In an effort to contribute data to support more specific IOM guidelines for obesity classes I-III, Dr. Wilkins and her associates conducted a retrospective cohort study of 19,810 obese women who delivered singleton, live births greater than 35 weeks at Kaiser Permanente Northern California hospitals between 2009 and 2012. The researchers divided weight gain into three categories below the IOM guidelines of 5 kg-9 kg in an attempt to determine an optimal “low” weight gain category: below –2 kg, –2 kg-2 kg, and 2 kg-5 kg. They used logistic regression to estimate the odds ratios of newborn (size for gestational age, neonatal intensive care unit [NICU] admission, length of hospital stay) and maternal (mode of delivery, preeclampsia, gestational hypertension) outcomes associated with gestational weight gain below IOM guidelines.

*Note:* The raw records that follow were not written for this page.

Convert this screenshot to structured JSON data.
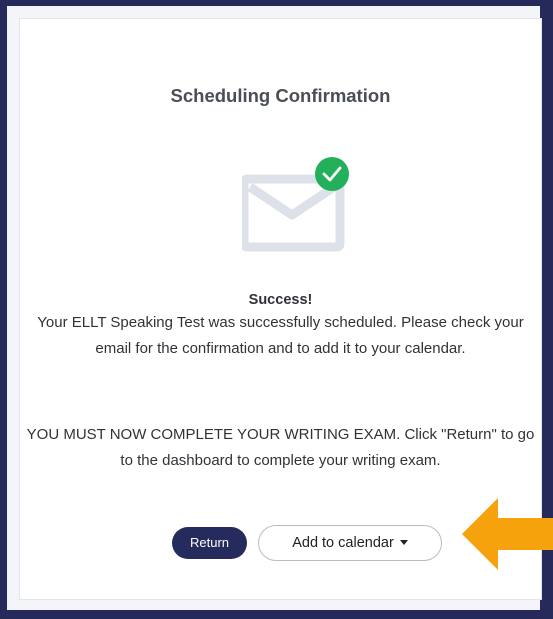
{
  "dialog": {
    "title": "Scheduling Confirmation",
    "success_title": "Success!",
    "message_line1": "Your ELLT Speaking Test was successfully scheduled. Please check your email for the confirmation and to add it to your calendar.",
    "message_line2": "YOU MUST NOW COMPLETE YOUR WRITING EXAM. Click \"Return\" to go to the dashboard to complete your writing exam."
  },
  "buttons": {
    "return_label": "Return",
    "calendar_label": "Add to calendar"
  },
  "icons": {
    "envelope": "envelope-icon",
    "check": "check-badge-icon",
    "caret": "caret-down-icon",
    "arrow": "arrow-left-icon"
  },
  "colors": {
    "frame": "#252a5a",
    "primary_button": "#262b5e",
    "success_badge": "#22b05a",
    "envelope": "#dde2ea",
    "arrow": "#f5a20c"
  }
}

Dr. Wilkins, a fourth-year ob.gyn. resident at Kaiser Permanente in Oakland, Calif., reported that 59% of obese women gained weight above the IOM guidelines and that gestational weight gain above the IOM guidelines was consistently associated with worse perinatal outcomes.

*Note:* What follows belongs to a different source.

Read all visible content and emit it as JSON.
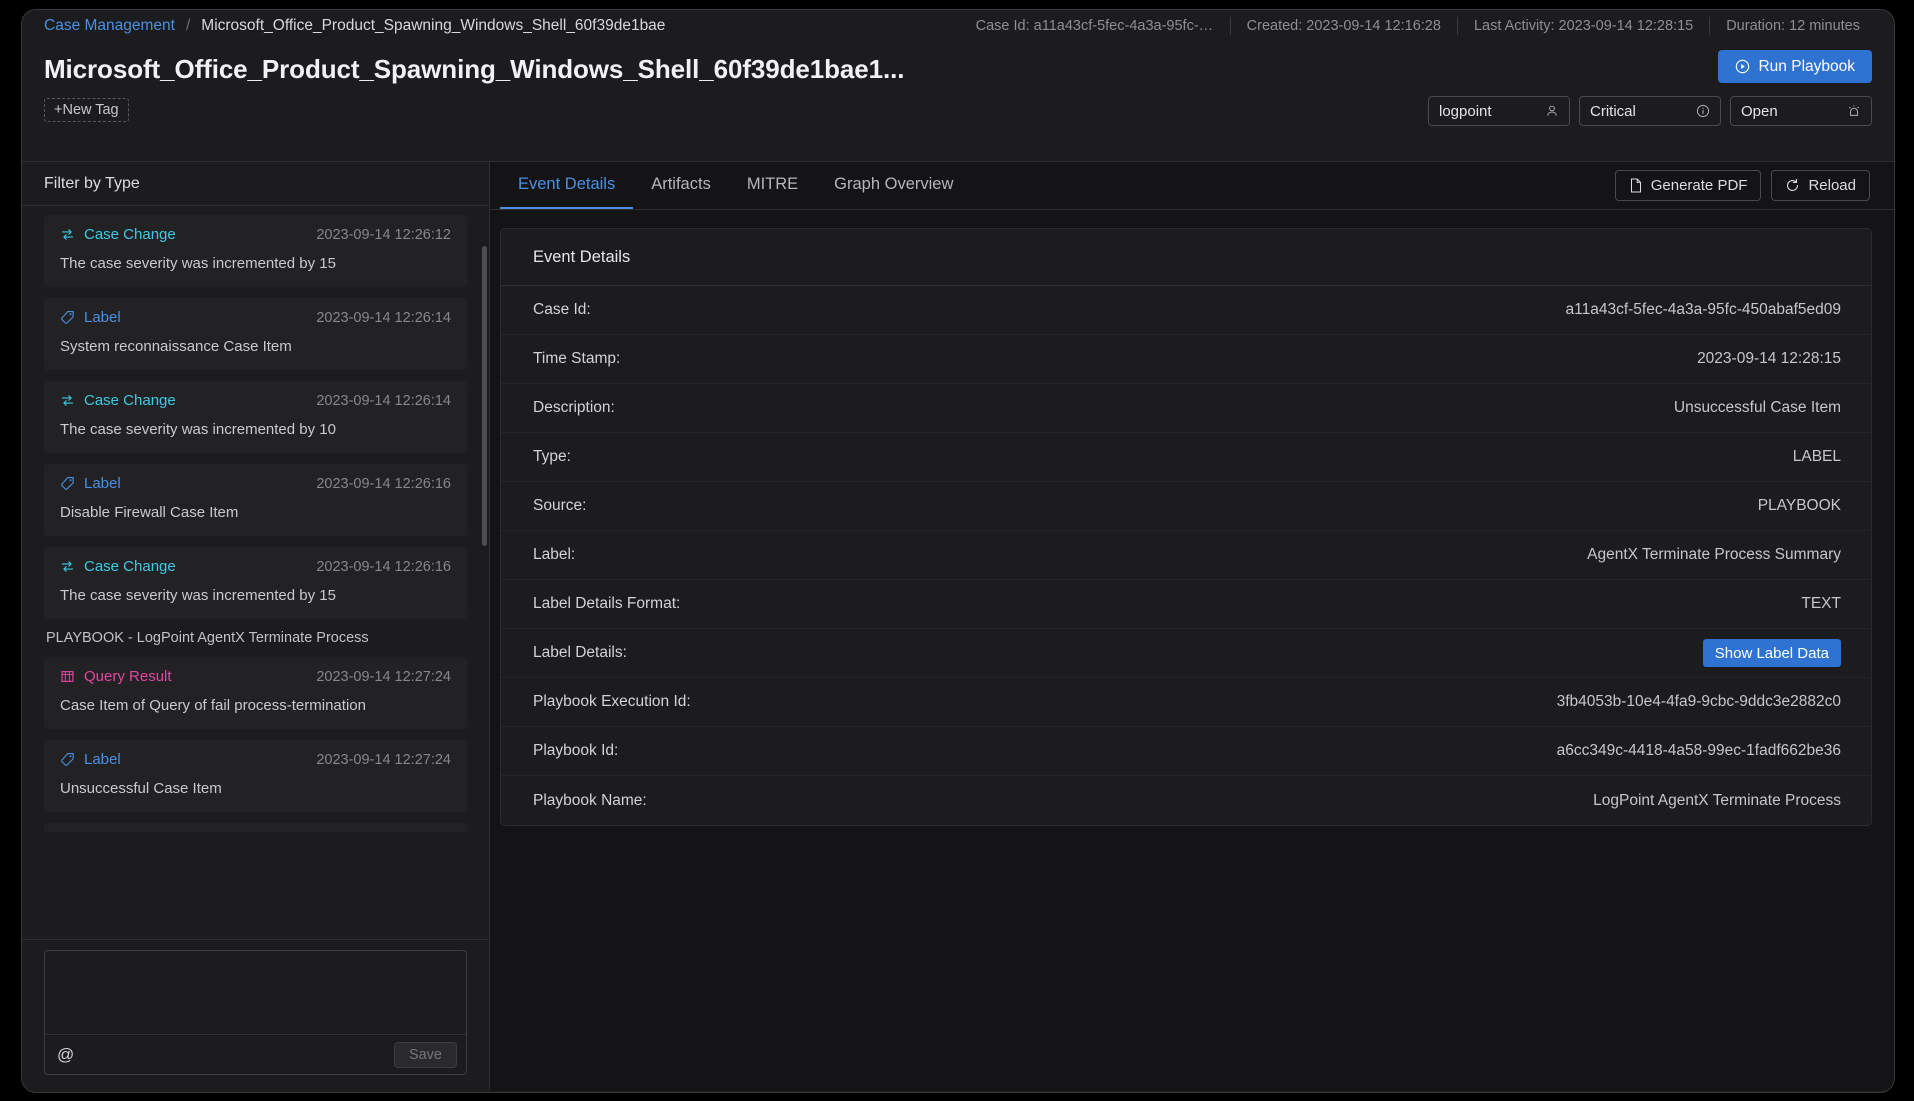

Among class III obese women (BMI of 40 or greater), gestational weight gain below –2 kg, compared with gestational weight gain within IOM guidelines, was associated with lower odds of large-for-gestational-age infants (OR, 0.4; 95% CI, 0.3–0.7), preeclampsia/eclampsia (OR, 0.5; 95% CI, 0.3–0.9), cesarean section (OR, 0.5; 95% CI, 0.4–0.7), NICU admission (OR, 0.7; 95% CI, 0.5–1.1), and length of stay greater than 3 days (OR, 0.5; 95% CI, 0.4–0.8), but higher odds of small for gestational age (OR, 2.61; 95% CI, 1.11–6.20). Findings were similar for other obesity classes.

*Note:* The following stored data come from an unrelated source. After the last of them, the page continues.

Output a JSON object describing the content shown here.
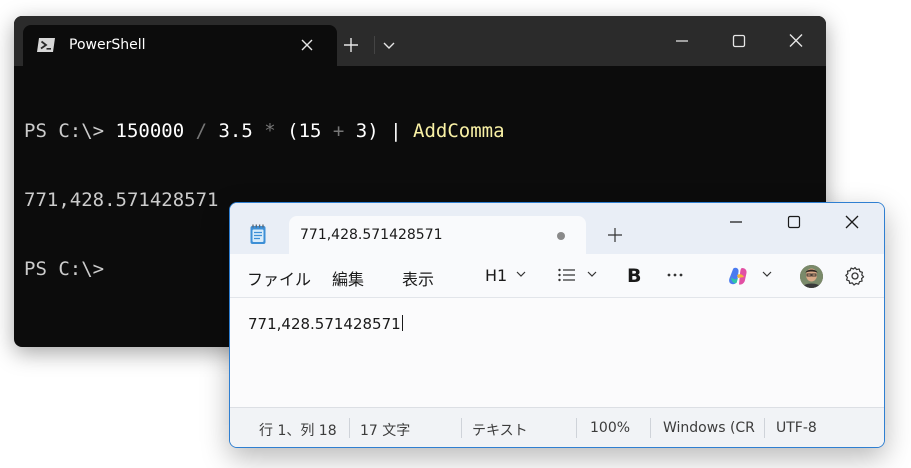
{
  "terminal": {
    "tab_title": "PowerShell",
    "icons": {
      "tab": "powershell-icon",
      "close_tab": "close-icon",
      "new_tab": "plus-icon",
      "dropdown": "chevron-down-icon",
      "minimize": "minimize-icon",
      "maximize": "maximize-icon",
      "close": "close-icon"
    },
    "line1": {
      "prompt": "PS C:\\> ",
      "num1": "150000",
      "op1": " / ",
      "num2": "3.5",
      "op2": " * ",
      "paren_open": "(15",
      "op3": " + ",
      "paren_close": "3) | ",
      "func": "AddComma"
    },
    "output": "771,428.571428571",
    "line3_prompt": "PS C:\\>",
    "colors": {
      "background": "#0c0c0c",
      "function": "#f9f1a5",
      "operator": "#767676"
    }
  },
  "notepad": {
    "tab_title": "771,428.571428571",
    "menu": {
      "file": "ファイル",
      "edit": "編集",
      "view": "表示"
    },
    "toolbar": {
      "heading": "H1",
      "bold": "B"
    },
    "icons": {
      "app": "notepad-icon",
      "unsaved": "dot-icon",
      "new_tab": "plus-icon",
      "list": "list-icon",
      "more": "more-icon",
      "copilot": "copilot-icon",
      "avatar": "avatar",
      "settings": "gear-icon"
    },
    "content": "771,428.571428571",
    "status": {
      "position": "行 1、列 18",
      "chars": "17 文字",
      "mode": "テキスト",
      "zoom": "100%",
      "line_ending": "Windows (CR",
      "encoding": "UTF-8"
    },
    "colors": {
      "accent_border": "#2f7fd1"
    }
  }
}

“It is surprising that the protective associations for weight loss were so strong,” Dr. Wilkins said. “At least 50% lower odds of adverse outcomes [were seen], including large for gestational age, cesarean delivery, preeclampsia/eclampsia, and extended neonatal hospital stay – all of which are clinically significant and could have a major implications for maternal and child health. The degree of increased odds (2- to 2.7-fold higher) of small for gestational age was also a surprising finding and indicates the need to further assess whether the health of the small-for-gestational-age babies differed across the gestational weight gain categories.”

One surprise was that, although the weight loss group had higher odds of delivering a small for gestational age infant, there was no association with increased NICU admission or increased neonatal hospital stay,” Dr. Wilkins added.

She acknowledged certain limitations of the study, including the fact that approximately 10% of the prepregnancy weights were self-measured. Additionally, there was low statistical power to evaluate NICU and length of stay data, and maternal conditions associated with prior weight loss such as bariatric surgery were not evaluated.

Dr. Wilkins reported having no financial disclosures.